Non è mistero che tutte queste costellazione di ispirazioni siano in fondo il Daniel Lopatin-pensiero: come nella pittura del fiammingo Hieronymus Bosch in cui reale e distopico sono una palette in costante contrasto, Again gioca con la dimensione del tempo per raccontarsi, senza risparmiare rudimenti della sua adolescenza, come dimostra l’invito a Lee Ranaldo dei Sonic Youth (alla chitarra su On An Axis) o la baraonda noise di Memories of Music, colma di sconvolgimenti sonori che sembrano descrivere il suo percorso fino ad oggi. Dimensione del tempo distrutta anche nelle logiche attuali: su Reddit sono stati leakati gli mp3 del disco, un gesto che sembra trascinarci indietro al Millennium bug, per quanto ormai raro e fuori contesto.

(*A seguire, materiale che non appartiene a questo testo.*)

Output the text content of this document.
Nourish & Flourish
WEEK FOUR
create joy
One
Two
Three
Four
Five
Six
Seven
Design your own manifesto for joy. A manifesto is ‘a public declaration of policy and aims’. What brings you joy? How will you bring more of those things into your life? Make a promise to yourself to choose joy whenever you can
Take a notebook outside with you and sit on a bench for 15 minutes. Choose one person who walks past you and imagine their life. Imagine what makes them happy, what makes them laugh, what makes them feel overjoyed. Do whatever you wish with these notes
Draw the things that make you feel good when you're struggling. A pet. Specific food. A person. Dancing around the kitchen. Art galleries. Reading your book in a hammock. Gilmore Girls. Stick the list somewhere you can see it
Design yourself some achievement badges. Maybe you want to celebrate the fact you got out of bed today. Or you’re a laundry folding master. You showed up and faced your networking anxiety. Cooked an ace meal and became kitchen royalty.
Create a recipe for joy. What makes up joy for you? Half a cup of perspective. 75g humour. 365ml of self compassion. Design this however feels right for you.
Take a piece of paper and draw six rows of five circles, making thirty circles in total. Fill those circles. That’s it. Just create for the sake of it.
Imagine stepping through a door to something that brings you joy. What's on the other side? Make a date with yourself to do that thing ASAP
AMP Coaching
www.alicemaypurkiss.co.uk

Il decimo capitolo della vita artistica di Oneohtrix Point Never somiglia alla dimenticata storia di Joe Meek, eccentrico ingegnere del suono londinese che cercò di creare una personale rappresentazione di ciò che potrebbe esserci nello spazio. Affascinato dal programma spaziale, Meek credeva a forme di vita che vagavano altrove nel sistema solare, tanto da concettualizzarne il pensiero in I Hear a New World, album uscito nel 1959, due anni dopo il lancio del satellite Sputnik 1 in orbita. Era musica che faceva già eco a una certa visionarietà pop sperimentale ma con una anima anticipatoria: invece di registrare tutte le parti dei musicisti mentre suonavano insieme, in tempo reale, Meek isolò gli strumenti e elaborò ciascun elemento, dalle chitarre alle voci, utilizzando una serie di effetti e dispositivi elettronici fai-da-te per la creazione di suoni, fino a ottenere qualcosa di straordinario e nuovo. Qualcosa che più avanti avremmo iniziato a chiamare avant pop.
Meek non sapeva né leggere né scrivere la musica, eppure aveva un talento prodigioso. Daniel Lopatin sa fare entrambe le cose, e in questo capitolo dimostra di aver maturato queste capacità al punto da spazzare via ogni qualsivoglia perplessità sul suo talento. Se I Hear a New World fotografava un momento di speranza, curiosità ed eccitazione, profetizzando — come allude l’illustrazione della sua copertina — un allunaggio che si sarebbe concretizzato un decennio dopo, Again è destinato a lasciare in eredità un linguaggio postumo al suo stesso tempo, nelle idee di un artista che ha deciso di rompere ogni regola, forse una volta per tutte. Musica classica che entra nei club, tecnologia che si sostituisce definitivamente agli umani, macchine del tempo per incontrare versioni precedenti di se stessi: non sappiamo ancora cosa sarà in grado di profetizzare questo disco, ma nel frattempo, per non sbagliare, lasciamoci ispirare dalla strada che indica.